Wondering what might be the truth of the matter, I took General Fund expenditures for the current biennial budget for each public four-year institution in Virginia and divided that support by in-state enrollment for the 2018-19 school year as found in the State Council for Higher Education in Virginia data portal. (Note: the table above should say that General Fund data comes from the FY 2019 and FY 2020 budgets.)

This exercise shows that Norfolk State University received almost $16,800 in General Fund allocations per student — more than any other institution in Virginia. This number covers state aid to institutions, supplementary aid offered as incentive to hold tuition in line, and financial aid — and perhaps more, I’m not sure.

Virginia State University comes close behind, in the No. 4 slot, at $14,719 per student for the two-year period.

As far as support for ongoing operations are concerned, NSU and VSU fare far better than most other institutions. How much does Governor Northam think they “deserve”? Do they “deserve” to have state support far in excess of what every other institution is getting?

Admittedly, money for operations is not the same as money for capital expenditures. In the time I had available this morning, I could not identify a concise summary of capital spending per institution over a lengthy time frame. Capital expenditures fluctuate year to year depending upon projects in the pipeline, so looking at a single biennial budget can be deceiving.

It is theoretically possible that NSU and VSU have been short-changed over the years, although it is my recollection that every governor since Jim Gilmore has been attentive to the needs of the HBCUs. I have not visited VSU in years, but I did spend some time on the NSU campus a couple of years back, and I can say that the quality of its facilities looks top rate. The buildings are new and well maintained. To be comprehensive, however, we also have to consider what’s “under the hood” — the quality of IT infrastructure, energy infrastructure, and the like, and I have no basis for making an observation about that.

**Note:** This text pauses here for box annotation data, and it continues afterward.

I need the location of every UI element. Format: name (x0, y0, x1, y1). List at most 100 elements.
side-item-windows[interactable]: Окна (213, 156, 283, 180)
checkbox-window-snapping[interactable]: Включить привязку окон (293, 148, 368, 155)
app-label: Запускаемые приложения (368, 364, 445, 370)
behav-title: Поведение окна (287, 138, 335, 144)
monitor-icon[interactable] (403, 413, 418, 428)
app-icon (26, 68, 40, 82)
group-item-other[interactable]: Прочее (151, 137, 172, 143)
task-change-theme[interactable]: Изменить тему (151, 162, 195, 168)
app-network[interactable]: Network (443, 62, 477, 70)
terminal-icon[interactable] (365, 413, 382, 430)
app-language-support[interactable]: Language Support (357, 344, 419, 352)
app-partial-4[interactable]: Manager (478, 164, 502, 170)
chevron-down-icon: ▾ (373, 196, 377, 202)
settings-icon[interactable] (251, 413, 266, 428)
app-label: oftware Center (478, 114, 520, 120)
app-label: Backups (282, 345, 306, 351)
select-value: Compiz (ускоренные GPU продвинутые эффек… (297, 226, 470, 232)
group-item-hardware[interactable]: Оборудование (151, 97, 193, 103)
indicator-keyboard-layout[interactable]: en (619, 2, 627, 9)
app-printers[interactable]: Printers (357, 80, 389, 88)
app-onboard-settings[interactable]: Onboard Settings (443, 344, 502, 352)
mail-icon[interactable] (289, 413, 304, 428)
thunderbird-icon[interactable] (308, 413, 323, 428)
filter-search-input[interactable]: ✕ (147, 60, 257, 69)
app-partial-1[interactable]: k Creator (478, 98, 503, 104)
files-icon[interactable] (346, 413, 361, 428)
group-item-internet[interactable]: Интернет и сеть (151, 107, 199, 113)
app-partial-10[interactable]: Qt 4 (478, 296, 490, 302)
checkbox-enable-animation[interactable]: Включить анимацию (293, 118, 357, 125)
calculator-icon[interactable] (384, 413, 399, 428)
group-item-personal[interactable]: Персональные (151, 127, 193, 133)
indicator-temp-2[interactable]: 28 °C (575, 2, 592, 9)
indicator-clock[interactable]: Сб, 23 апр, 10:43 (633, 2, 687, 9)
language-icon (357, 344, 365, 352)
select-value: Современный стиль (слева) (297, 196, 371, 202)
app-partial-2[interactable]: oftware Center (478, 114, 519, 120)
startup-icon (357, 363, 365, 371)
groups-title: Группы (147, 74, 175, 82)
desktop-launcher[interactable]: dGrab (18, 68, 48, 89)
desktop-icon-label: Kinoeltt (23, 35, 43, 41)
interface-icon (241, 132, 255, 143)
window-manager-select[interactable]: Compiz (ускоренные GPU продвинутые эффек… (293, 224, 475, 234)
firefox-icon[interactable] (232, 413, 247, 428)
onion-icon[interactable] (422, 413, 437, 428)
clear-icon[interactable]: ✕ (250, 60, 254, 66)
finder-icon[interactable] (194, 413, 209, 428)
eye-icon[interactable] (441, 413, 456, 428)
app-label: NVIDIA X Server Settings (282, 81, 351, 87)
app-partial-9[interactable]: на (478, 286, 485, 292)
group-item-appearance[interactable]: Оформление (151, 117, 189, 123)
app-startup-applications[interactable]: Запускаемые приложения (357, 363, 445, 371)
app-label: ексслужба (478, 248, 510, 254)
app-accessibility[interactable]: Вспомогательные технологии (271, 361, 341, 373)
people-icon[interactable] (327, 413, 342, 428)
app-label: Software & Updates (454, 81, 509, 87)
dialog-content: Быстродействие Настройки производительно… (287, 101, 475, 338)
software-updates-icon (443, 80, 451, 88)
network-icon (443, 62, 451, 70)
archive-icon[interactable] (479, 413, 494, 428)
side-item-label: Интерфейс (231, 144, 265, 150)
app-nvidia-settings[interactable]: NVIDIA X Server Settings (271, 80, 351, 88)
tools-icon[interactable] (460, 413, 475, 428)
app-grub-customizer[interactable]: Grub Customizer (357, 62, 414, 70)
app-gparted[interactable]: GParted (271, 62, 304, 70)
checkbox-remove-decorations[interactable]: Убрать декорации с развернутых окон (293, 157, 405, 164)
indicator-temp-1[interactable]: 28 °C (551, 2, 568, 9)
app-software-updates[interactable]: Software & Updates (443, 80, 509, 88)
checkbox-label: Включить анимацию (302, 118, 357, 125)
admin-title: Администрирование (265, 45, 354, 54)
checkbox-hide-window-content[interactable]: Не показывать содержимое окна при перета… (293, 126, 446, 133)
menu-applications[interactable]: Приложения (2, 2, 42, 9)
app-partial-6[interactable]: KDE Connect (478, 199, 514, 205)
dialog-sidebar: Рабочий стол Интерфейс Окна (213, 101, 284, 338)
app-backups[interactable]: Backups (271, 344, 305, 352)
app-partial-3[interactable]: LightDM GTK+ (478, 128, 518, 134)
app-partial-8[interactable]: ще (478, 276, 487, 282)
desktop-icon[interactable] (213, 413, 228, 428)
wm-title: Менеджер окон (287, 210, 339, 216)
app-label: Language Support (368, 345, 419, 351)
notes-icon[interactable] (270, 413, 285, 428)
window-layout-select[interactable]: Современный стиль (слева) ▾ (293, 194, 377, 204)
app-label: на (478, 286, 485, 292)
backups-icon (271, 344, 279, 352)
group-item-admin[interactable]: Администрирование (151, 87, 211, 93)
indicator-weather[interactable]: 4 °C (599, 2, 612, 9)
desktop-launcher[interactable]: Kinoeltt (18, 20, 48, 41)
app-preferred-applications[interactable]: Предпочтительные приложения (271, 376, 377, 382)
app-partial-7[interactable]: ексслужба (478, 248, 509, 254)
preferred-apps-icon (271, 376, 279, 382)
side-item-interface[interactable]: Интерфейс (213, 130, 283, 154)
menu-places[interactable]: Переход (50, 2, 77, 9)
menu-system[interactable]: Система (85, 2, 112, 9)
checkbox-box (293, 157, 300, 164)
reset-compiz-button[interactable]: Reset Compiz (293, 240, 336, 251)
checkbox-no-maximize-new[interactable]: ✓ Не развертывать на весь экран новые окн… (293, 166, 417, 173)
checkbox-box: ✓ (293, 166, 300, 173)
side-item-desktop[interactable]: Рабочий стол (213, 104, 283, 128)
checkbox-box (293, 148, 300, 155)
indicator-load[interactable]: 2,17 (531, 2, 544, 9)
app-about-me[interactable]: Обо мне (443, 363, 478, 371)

Bacon’s bottom line: As governor, Northam has the responsibility to support his claim that NSU and VSU have been treated unfairly. If the two HBCUs have been short-changed in capital funding, he should show us the data to prove the point. Such data may exist, and I will be happy to publish it, if it does. Until he justifies this $300 million hand-out to the two institutions, however, he will be vulnerable to suggestions that he continues to pay penance for his blackface fiasco with public tax dollars.